Esta é a versão pandêmica de Mais além do fim do mar. Conta com 20 imagens das homenagens que aconteceram entre 2021 e 2023, com restrições sanitárias. Em 2021 e 2023, a procissão de Iemanjá, que tem décadas de tradição, foi interrompida para evitar aglomerações, retornando somente em 2023. Também as tendas, os terreiros, e as ações à beira mar foram suspensas neste período. As oferendas passaram a acontecer com protocolos de distanciamento social. O campo do Praião, que por anos vi lotado de barracas de pessoas de vários estados e cidades, estava vazio. No primeiro ano, ainda sem a vacina, apenas a Urumi, entidade que representa e organiza a festa de Iemanjá no Cassino, montou um barracão, de onde foi feita uma live com representantes da cultura de terreiro.
Minhas imagens, sempre, ao longo dos anos de pesquisa, centraram-se em acompanhar os cultos à beira mar e em acompanhar o grupo da Tenda Espírita Santa Catarina, da Caciqua Dona Julietinha (In memorian), com o processo de vestimenta, aromatização com perfumes e ornamentação da estátua de Iemanjá, feito pelo grupo há mais de duas décadas. A estátua é uma obra do escultor riograndino Gobbi, uma representação mais ocidentalizada de Iemanjá, que fica em cima da ruína de uma antiga “girafa”, como eram conhecidas as antigas casas de salvas vidas, construções de concreto que ficavam nas dunas em meados do século XX. A estátua foi posicionada de costas para o mar, como sendo a representação do próprio mar abraçando o bairro.
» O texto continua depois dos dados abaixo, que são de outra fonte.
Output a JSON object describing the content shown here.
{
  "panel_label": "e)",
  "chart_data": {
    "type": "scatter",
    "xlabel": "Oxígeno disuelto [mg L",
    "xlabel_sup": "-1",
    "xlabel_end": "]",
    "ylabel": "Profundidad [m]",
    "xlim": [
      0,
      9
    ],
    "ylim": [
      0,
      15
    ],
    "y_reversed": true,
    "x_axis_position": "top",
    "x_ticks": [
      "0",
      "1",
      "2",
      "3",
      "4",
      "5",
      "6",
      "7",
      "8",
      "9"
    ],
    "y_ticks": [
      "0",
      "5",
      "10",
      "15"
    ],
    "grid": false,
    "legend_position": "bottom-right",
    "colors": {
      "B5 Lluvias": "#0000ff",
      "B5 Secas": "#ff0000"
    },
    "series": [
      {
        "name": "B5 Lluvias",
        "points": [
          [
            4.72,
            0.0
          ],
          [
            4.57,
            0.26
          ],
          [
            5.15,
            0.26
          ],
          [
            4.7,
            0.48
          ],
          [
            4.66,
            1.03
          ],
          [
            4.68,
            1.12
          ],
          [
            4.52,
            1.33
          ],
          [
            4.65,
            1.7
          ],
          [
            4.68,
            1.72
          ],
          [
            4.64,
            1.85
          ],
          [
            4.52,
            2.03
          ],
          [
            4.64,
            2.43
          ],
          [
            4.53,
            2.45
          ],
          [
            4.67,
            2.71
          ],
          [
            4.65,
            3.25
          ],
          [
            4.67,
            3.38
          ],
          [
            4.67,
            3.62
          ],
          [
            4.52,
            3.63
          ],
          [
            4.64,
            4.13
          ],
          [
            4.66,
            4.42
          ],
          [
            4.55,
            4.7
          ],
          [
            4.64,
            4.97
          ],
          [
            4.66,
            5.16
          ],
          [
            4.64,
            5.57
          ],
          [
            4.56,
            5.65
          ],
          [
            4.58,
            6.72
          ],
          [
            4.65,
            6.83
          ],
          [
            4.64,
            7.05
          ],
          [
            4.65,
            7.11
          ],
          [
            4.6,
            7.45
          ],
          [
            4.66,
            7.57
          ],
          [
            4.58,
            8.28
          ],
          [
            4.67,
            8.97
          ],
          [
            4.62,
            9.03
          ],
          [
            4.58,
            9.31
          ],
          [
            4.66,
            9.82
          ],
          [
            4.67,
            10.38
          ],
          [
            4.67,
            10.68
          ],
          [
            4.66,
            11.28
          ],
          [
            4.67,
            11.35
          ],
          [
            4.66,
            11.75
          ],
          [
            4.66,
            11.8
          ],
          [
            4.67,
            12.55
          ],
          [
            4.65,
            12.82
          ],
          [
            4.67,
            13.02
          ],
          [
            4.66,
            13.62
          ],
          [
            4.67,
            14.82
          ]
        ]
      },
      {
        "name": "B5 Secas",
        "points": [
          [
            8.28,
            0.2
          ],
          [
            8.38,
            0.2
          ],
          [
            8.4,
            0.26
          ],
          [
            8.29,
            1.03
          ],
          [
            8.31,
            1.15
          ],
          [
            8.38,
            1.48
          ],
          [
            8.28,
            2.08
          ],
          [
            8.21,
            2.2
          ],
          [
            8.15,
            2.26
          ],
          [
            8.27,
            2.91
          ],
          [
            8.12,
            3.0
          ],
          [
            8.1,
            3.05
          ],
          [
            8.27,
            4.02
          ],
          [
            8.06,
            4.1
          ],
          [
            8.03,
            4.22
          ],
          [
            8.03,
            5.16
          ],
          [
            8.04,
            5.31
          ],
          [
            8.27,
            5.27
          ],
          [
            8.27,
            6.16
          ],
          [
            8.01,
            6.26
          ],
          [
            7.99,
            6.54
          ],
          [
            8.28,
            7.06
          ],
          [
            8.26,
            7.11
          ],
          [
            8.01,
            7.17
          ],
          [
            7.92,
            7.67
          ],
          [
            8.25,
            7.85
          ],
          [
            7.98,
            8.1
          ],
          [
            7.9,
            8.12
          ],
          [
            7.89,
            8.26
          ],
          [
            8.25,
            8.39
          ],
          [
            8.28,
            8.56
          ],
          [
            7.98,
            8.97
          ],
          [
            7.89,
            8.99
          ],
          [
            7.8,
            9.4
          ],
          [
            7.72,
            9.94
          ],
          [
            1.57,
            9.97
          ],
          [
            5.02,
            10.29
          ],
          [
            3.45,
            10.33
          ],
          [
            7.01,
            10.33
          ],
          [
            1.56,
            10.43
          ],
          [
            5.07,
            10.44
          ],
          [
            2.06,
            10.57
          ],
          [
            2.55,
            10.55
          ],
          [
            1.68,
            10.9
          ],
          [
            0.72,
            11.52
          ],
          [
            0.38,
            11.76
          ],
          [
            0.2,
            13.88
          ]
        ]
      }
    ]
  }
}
Mais além do fim do mar – anos pandêmicos fala sobre gestos de fé em meio a um contexto histórico e social de medo, sobre a influência dos orixás nas representações simbólicas da cultura afro-brasileira e sobre as histórias que ligam a paisagem de Rio Grande à paisagem de Salvador, através da cultura, da memória, da ancestralidade. Em 2023, poder documentar o retorno com a festa, com o fim da pandemia de Covid-19.
Em paralelo, essa seleção de imagens de anos da pandemia também revela a expansão urbana do bairro, e o que chamo de a ruína da paisagem, quando o céu azul que antes era o segundo plano nas imagens dos rituais na estátua, agora será substituído por uma construção de um prédio, voltado para poucos moradores que terão vista privilegiada para o mar e para a festa de Iemanjá.